Across the street the water was white in the sun, and strewn with craft, their masts spiking into the skyline. Ropes sagged from massive stone capstans, slowly dipping into the water, then turning and rising high as the boats rocked on the gentle swell.
Thick Atlantic clouds were sweeping in, dulling the sea with a spatter of rain. The wind whipped the waves into life. Within minutes the bay of Algeciras was changed to a dull grey.
Michael and I drove the van into the belly of the ferry to take us across to Ceuta. We left Alan on the station platform waiting for the train to take him up to Granada, and then Madrid and back to the UK.

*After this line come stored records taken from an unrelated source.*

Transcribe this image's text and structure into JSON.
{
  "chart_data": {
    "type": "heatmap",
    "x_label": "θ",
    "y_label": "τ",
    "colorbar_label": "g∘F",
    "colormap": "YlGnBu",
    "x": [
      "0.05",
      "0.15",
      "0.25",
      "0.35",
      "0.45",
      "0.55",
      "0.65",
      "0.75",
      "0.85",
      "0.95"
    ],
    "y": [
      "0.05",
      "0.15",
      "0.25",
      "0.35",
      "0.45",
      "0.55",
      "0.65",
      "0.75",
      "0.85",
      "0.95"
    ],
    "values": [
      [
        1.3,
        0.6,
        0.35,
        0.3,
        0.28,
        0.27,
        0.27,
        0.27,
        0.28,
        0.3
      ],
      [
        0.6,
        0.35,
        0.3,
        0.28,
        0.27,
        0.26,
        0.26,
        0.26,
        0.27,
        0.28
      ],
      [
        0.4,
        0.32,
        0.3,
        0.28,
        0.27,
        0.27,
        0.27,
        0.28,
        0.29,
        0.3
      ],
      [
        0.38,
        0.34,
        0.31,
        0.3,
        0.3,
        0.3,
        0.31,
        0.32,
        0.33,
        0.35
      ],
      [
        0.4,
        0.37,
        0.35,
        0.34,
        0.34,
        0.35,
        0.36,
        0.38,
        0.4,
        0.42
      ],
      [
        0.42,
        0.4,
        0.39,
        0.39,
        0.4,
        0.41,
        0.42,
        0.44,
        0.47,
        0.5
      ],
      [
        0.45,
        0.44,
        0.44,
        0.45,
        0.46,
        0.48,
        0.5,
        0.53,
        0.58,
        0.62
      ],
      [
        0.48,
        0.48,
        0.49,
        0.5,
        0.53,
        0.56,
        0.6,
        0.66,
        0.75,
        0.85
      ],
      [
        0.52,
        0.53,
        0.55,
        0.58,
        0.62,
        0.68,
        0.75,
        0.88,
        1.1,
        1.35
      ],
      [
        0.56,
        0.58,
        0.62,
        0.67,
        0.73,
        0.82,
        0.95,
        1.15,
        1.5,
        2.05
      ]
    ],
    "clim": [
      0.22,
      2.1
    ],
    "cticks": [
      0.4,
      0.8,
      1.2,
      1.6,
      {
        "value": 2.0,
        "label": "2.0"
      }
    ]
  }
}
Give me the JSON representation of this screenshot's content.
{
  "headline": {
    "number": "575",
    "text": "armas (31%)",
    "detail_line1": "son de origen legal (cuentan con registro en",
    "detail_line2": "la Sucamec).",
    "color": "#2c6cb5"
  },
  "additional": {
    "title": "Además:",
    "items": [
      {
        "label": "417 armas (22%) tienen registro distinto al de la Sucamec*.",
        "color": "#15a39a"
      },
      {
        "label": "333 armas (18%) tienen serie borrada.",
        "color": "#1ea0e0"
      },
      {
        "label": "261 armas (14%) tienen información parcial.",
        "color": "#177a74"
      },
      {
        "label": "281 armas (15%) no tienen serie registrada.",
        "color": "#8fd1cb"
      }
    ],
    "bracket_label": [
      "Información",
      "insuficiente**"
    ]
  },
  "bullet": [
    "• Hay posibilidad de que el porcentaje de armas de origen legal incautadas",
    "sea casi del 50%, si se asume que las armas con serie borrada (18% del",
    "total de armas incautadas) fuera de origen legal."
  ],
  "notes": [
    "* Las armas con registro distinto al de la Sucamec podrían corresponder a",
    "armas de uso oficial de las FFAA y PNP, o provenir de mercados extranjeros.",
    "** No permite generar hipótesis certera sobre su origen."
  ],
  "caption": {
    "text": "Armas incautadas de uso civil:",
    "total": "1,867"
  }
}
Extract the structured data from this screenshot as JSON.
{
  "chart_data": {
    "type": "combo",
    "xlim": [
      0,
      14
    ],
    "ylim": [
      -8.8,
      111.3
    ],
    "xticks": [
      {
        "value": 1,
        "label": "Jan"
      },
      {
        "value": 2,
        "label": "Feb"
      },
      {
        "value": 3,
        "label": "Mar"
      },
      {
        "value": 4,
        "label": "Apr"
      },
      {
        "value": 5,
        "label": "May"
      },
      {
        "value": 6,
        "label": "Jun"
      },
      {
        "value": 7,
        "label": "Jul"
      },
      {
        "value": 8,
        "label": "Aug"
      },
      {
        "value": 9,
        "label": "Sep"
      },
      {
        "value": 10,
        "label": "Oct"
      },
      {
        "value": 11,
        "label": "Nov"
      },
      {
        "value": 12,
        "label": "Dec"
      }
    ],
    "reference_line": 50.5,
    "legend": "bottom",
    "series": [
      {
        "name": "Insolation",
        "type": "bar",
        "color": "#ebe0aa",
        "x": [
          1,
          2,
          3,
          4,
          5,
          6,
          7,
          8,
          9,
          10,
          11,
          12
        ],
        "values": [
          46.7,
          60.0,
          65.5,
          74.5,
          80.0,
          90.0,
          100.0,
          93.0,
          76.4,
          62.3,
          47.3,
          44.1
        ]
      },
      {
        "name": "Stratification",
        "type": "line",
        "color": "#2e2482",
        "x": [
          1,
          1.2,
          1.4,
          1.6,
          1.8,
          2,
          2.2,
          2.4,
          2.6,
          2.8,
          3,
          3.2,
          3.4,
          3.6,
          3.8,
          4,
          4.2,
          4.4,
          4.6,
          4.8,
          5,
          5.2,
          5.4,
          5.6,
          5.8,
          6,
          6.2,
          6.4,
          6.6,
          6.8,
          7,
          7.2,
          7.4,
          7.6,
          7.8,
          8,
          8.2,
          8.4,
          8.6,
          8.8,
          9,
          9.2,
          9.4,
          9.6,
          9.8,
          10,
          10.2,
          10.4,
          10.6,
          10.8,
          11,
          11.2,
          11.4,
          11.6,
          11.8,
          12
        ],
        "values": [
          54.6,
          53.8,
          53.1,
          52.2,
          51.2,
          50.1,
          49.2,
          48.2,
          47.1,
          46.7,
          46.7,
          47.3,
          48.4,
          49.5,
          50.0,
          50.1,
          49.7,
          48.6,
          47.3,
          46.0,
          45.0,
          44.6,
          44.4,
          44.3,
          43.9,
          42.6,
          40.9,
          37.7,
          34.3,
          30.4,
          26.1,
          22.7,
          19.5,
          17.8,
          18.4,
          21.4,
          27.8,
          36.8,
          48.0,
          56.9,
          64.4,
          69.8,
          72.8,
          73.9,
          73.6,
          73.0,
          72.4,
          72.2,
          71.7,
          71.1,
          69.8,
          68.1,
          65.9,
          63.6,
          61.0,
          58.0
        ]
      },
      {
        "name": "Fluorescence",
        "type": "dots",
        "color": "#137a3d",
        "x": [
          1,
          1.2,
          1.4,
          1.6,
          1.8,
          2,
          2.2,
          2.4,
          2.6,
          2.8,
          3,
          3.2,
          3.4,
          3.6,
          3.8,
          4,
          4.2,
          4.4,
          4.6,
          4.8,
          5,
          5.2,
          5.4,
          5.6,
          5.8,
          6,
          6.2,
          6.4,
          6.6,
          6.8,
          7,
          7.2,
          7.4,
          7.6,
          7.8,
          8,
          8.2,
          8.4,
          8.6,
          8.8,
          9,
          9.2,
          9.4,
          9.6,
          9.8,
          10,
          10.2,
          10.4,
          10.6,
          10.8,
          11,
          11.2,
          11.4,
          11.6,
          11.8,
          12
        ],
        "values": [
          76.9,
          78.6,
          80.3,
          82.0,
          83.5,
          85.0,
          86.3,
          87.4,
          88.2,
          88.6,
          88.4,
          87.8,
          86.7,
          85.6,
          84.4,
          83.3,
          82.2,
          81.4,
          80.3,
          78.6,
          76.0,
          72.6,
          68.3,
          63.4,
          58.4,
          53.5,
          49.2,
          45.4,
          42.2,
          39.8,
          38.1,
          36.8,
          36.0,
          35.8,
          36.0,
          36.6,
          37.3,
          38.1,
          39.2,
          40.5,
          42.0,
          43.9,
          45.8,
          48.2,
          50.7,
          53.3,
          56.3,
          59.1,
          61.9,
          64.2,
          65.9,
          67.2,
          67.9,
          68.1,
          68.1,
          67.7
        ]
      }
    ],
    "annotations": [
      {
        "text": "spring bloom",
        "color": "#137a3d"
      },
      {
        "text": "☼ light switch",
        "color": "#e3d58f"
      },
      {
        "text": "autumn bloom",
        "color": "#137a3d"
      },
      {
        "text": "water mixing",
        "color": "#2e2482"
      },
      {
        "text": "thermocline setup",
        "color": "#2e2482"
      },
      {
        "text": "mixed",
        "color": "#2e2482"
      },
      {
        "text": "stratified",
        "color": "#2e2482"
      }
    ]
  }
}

Slowly the land slipped away; cranes, derricks, masts, rigging, people standing watching vacantly the passing of the ship, and then they squatted down by the white wall close to the quayside waiting for the next event to take place.
From over the northern hills the red light of a plane winked as it circled in to land along the wide runway of Gibraltar airport that stretches out on both sides of the promontory, and we left Europe.